Enfant, il était des aliments qui me faisaient zire, j’étais aziré… et donc j’étais un zirous.
Dans le dialecte poitevin-saintongeais mais aussi acadien issu du vieux français : faire zire exprime le dégoût.
Parmi mes dégoûts d’enfance, peu nombreux, la peau du lait boursouflée et jaunasse, la soupe de citrouille pour son odeur fade et son aspect de vomi, le blanc du poireau et les concombres pour leur inexistence gustative, la fraise de veau pour l’odeur, la tisane de tilleul et le thé sans doute parce que ça me semblait être le breuvage des grenouilles de bénitier.
Les refus alimentaires se multiplient : lire ICI « Mangerons-nous encore ensemble demain ? » en voilà une vraie question.link
Triomphe de l’apparence, une forme de beauté lisse, fabriquée, sans défaut apparent, sans odeurs désagréables, sans goût me direz-vous…
Même si certains promeuvent aujourd’hui les fruits moches je ne suis pas certain que vos enfants élevés avec des petits pots Nestlé et le Kiri apprécient la tête de veau et les fromages qui puent.
L’acceptation de l’apparence c’est un premier pas vers la reconnaissance de la différence entre les cultures alimentaires et le meilleur moyen de lutter contre l’uniformisation de notre alimentation.
Ça demande de notre part des efforts de présentation et de préparation des aliments laids, aux flaveurs puissantes, forts en goût donc en dégoûts… pour que nos chères petites têtes blondes acceptent d’y goûter en lieu et place des bâtonnets de poisson pané ou de leur pizza boursouflée…
L’incantation, les grands discours outrés, ne servent pas à grand-chose sinon à accentuer et à figer le refus.
Jouer de la transgression chère à la jeunesse constitue une stratégie bien plus opérante et efficace. Bref, se différencier est plus facile à admettre que de se rallier à la culture alimentaire de ses parents.

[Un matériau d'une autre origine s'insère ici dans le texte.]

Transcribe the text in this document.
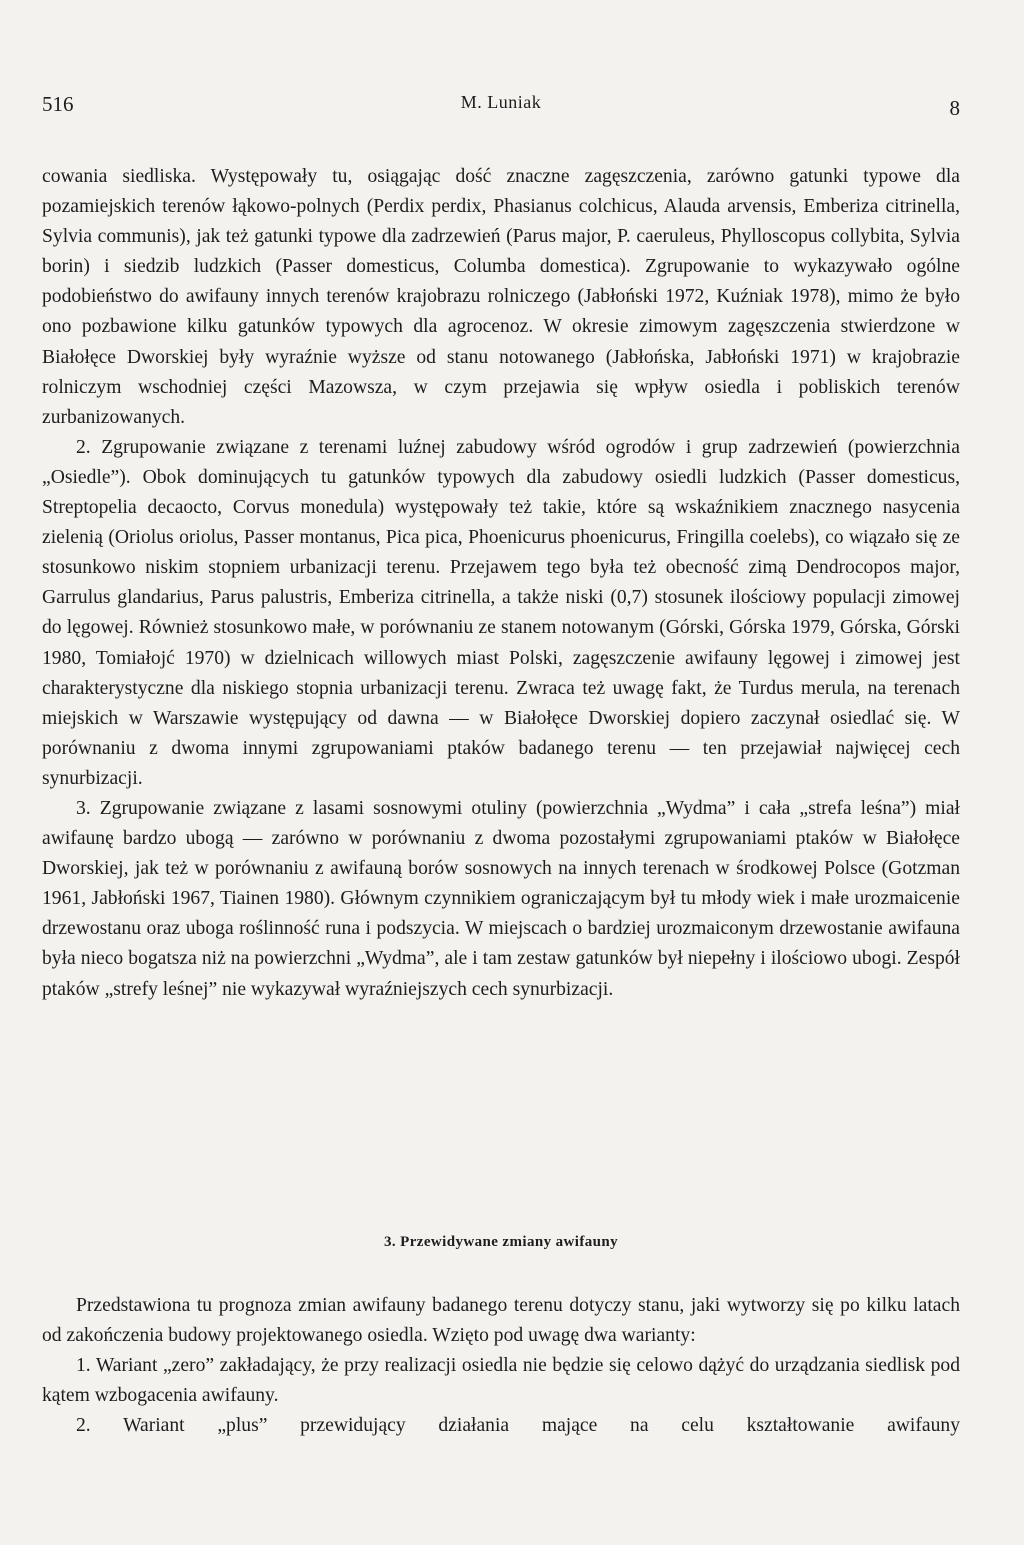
516	M. Luniak	8

cowania siedliska. Występowały tu, osiągając dość znaczne zagęszczenia, zarówno gatunki typowe dla pozamiejskich terenów łąkowo-polnych (Perdix perdix, Phasianus colchicus, Alauda arvensis, Emberiza citrinella, Sylvia communis), jak też gatunki typowe dla zadrzewień (Parus major, P. caeruleus, Phylloscopus collybita, Sylvia borin) i siedzib ludzkich (Passer domesticus, Columba domestica). Zgrupowanie to wykazywało ogólne podobieństwo do awifauny innych terenów krajobrazu rolniczego (Jabłoński 1972, Kuźniak 1978), mimo że było ono pozbawione kilku gatunków typowych dla agrocenoz. W okresie zimowym zagęszczenia stwierdzone w Białołęce Dworskiej były wyraźnie wyższe od stanu notowanego (Jabłońska, Jabłoński 1971) w krajobrazie rolniczym wschodniej części Mazowsza, w czym przejawia się wpływ osiedla i pobliskich terenów zurbanizowanych.

2. Zgrupowanie związane z terenami luźnej zabudowy wśród ogrodów i grup zadrzewień (powierzchnia „Osiedle”). Obok dominujących tu gatunków typowych dla zabudowy osiedli ludzkich (Passer domesticus, Streptopelia decaocto, Corvus monedula) występowały też takie, które są wskaźnikiem znacznego nasycenia zielenią (Oriolus oriolus, Passer montanus, Pica pica, Phoenicurus phoenicurus, Fringilla coelebs), co wiązało się ze stosunkowo niskim stopniem urbanizacji terenu. Przejawem tego była też obecność zimą Dendrocopos major, Garrulus glandarius, Parus palustris, Emberiza citrinella, a także niski (0,7) stosunek ilościowy populacji zimowej do lęgowej. Również stosunkowo małe, w porównaniu ze stanem notowanym (Górski, Górska 1979, Górska, Górski 1980, Tomiałojć 1970) w dzielnicach willowych miast Polski, zagęszczenie awifauny lęgowej i zimowej jest charakterystyczne dla niskiego stopnia urbanizacji terenu. Zwraca też uwagę fakt, że Turdus merula, na terenach miejskich w Warszawie występujący od dawna — w Białołęce Dworskiej dopiero zaczynał osiedlać się. W porównaniu z dwoma innymi zgrupowaniami ptaków badanego terenu — ten przejawiał najwięcej cech synurbizacji.

3. Zgrupowanie związane z lasami sosnowymi otuliny (powierzchnia „Wydma” i cała „strefa leśna”) miał awifaunę bardzo ubogą — zarówno w porównaniu z dwoma pozostałymi zgrupowaniami ptaków w Białołęce Dworskiej, jak też w porównaniu z awifauną borów sosnowych na innych terenach w środkowej Polsce (Gotzman 1961, Jabłoński 1967, Tiainen 1980). Głównym czynnikiem ograniczającym był tu młody wiek i małe urozmaicenie drzewostanu oraz uboga roślinność runa i podszycia. W miejscach o bardziej urozmaiconym drzewostanie awifauna była nieco bogatsza niż na powierzchni „Wydma”, ale i tam zestaw gatunków był niepełny i ilościowo ubogi. Zespół ptaków „strefy leśnej” nie wykazywał wyraźniejszych cech synurbizacji.

3. Przewidywane zmiany awifauny

Przedstawiona tu prognoza zmian awifauny badanego terenu dotyczy stanu, jaki wytworzy się po kilku latach od zakończenia budowy projektowanego osiedla. Wzięto pod uwagę dwa warianty:

1. Wariant „zero” zakładający, że przy realizacji osiedla nie będzie się celowo dążyć do urządzania siedlisk pod kątem wzbogacenia awifauny.

2. Wariant „plus” przewidujący działania mające na celu kształtowanie awifauny
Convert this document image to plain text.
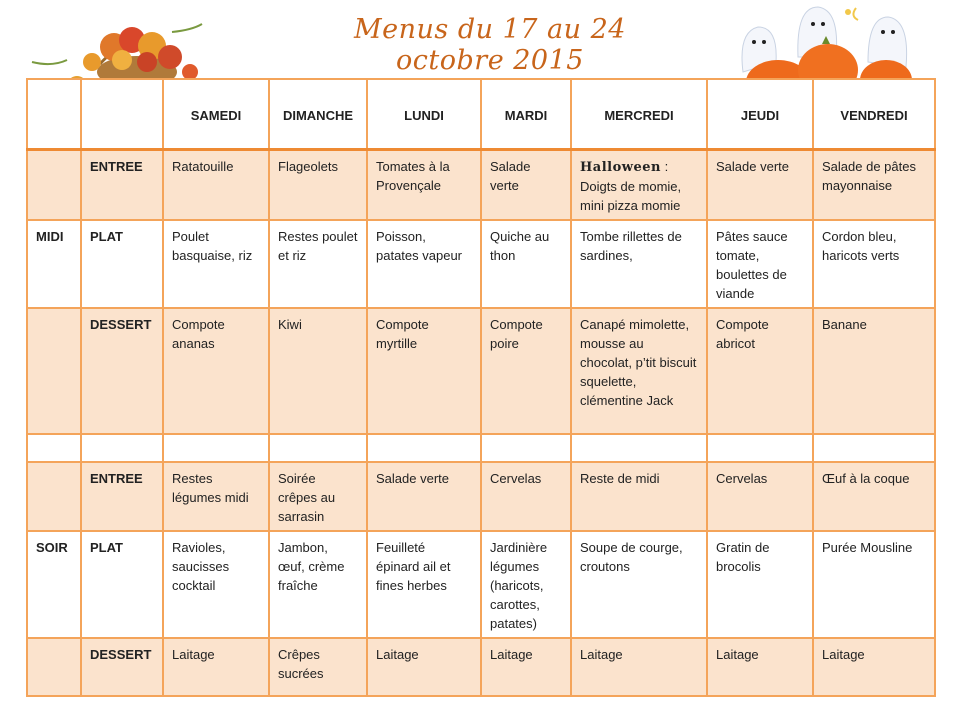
Menus du 17 au 24 octobre 2015
		SAMEDI	DIMANCHE	LUNDI	MARDI	MERCREDI	JEUDI	VENDREDI
	ENTREE	Ratatouille	Flageolets	Tomates à la Provençale	Salade verte	Halloween : Doigts de momie, mini pizza momie	Salade verte	Salade de pâtes mayonnaise
MIDI	PLAT	Poulet basquaise, riz	Restes poulet et riz	Poisson, patates vapeur	Quiche au thon	Tombe rillettes de sardines,	Pâtes sauce tomate, boulettes de viande	Cordon bleu, haricots verts
	DESSERT	Compote ananas	Kiwi	Compote myrtille	Compote poire	Canapé mimolette, mousse au chocolat, p’tit biscuit squelette, clémentine Jack	Compote abricot	Banane

	ENTREE	Restes légumes midi	Soirée crêpes au sarrasin	Salade verte	Cervelas	Reste de midi	Cervelas	Œuf à la coque
SOIR	PLAT	Ravioles, saucisses cocktail	Jambon, œuf, crème fraîche	Feuilleté épinard ail et fines herbes	Jardinière légumes (haricots, carottes, patates)	Soupe de courge, croutons	Gratin de brocolis	Purée Mousline
	DESSERT	Laitage	Crêpes sucrées	Laitage	Laitage	Laitage	Laitage	Laitage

Le goût du vin échappe au goût et aux dégoûts d’enfance, il vient sur le tard avec l’âge adulte mais il doit lui aussi surmonter un obstacle majeur : le goût des connaisseurs. Certains s’y plient de bonne grâce, d’autres s’y refusent, cherchent la différence, transgressent, et les voilà qui se ruent sur les vins nus.
Horreur, malheur, excommunication, les statues de Commandeur se dressent à l’ombre des GCC, sonnent le tocsin traduit en toutes les langues, font rempart de leurs corps à ces déviances insupportables en organisant des masters class où coulent les grands vins.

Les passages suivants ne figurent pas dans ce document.